How wonderfully warm and fuzzy do you feel when somebody (oh yes, wasn’t he on my soccer team 30 years ago? Or perhaps I vomited on him at that keg party in 1989?) stops you on the street, asks to be “friends”, then shares his baby pictures with you?

Mark has been asking us all to do exactly this sort of thing. I thought it was strange back then, and I said so in our pages. (The picture at the top of this post is from that old piece.) But — did I mention? — that was in 2007. A different era, as I said.

Facebook then put us all on a roller coaster of “privacy” policies. (We’ve discussed some of them on this blog.) It got more and more confusing, and simultaneously boring. Who wants to put in the time to learn what Mark is up to now?

Plus: the page started to look like Times Square in the 1970s. (Remember, aesthetics really, really matter to me.)

So now we have Google+. It has not even officially been launched yet, but seems to have passed 18 million users today. We all thought that sheer fatigue would keep all of us from filling out yet another profile. But lo, everyone I know is already there, and we’re playing happily. Even my wife is trying it out.

Google+’s crucial innovation (among many others existing or planned) is Circles. You can make as many of them as you like. They can contain 1 person, 2 people, the Dunbar number, or the entire web. Because there are things you want to share with just one person, or with 2, or with lots, or with everybody (as on WordPress).

Ergo: Discrete → discreet

You also don’t have to ask anybody to be your “friend”. Nor do you have to reply to anybody’s “friend request”. You simple put people into the discrete/discreet spheres they already inhabit in your life.

Quite a few of us — Nick Bilton at the NYT, for example — seem to be optimistic that this is the beginning of a good trajectory. (Nothing new should be evaluated by what it is today.
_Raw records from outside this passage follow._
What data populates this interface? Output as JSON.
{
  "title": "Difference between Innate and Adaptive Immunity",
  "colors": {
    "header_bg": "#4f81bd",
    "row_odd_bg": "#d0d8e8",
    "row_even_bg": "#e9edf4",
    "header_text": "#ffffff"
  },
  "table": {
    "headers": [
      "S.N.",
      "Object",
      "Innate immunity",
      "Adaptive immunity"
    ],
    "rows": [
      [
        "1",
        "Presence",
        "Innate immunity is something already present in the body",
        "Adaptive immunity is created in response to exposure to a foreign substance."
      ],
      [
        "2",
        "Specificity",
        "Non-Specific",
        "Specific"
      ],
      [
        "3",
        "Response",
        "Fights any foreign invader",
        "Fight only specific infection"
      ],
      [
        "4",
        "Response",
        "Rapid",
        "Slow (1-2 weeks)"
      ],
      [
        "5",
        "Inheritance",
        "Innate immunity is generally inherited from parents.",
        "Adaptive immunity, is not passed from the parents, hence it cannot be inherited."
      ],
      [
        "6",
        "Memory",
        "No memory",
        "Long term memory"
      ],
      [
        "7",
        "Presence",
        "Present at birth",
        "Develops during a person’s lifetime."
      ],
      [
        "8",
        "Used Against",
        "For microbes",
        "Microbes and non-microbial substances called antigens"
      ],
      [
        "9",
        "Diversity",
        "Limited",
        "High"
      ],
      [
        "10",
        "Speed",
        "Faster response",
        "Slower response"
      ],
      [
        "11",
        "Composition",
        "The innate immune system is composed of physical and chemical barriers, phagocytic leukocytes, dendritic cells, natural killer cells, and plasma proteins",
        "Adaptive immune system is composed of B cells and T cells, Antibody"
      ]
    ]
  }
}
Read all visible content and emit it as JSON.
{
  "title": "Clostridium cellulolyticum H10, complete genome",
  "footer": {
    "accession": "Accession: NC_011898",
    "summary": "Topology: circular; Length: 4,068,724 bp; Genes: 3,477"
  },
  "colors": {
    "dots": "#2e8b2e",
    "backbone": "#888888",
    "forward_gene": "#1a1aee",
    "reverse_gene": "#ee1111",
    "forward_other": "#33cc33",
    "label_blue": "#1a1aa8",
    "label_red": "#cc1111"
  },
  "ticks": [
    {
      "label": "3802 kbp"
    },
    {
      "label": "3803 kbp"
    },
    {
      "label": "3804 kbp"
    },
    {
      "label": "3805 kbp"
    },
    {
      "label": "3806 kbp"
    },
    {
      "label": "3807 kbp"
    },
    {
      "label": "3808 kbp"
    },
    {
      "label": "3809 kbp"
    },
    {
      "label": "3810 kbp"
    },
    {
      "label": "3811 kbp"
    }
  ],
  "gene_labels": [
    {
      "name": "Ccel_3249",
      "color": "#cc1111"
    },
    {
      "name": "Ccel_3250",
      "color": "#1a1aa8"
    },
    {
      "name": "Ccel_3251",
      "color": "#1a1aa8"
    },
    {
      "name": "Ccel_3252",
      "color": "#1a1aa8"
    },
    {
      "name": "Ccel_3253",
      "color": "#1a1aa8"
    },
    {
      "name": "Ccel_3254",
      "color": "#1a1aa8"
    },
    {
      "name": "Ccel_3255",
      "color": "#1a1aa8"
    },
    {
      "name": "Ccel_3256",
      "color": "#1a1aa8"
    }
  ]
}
What matters is what it will become tomorrow.)

Now, if you had asked me which company I considered least likely to come up with such a sociologically simple and elegant solution, I might well have answered: Google.

Its founders and honchos worship algorithms more than Mark Zuckerberg does. (I used to exploit this geekiness as “color” in my profiles of Google from that era.) Google then seemed to live down to our worst fears by making several seriously awkward attempts at “social” (called Buzz and Wave and so forth).

But these calamities seem to have been blessings. Google seems to have been humbled into honesty and introspection. It then seems to have done the unthinkable and consulted not only engineers but … sociologists (yuck). And now it has come back with … this.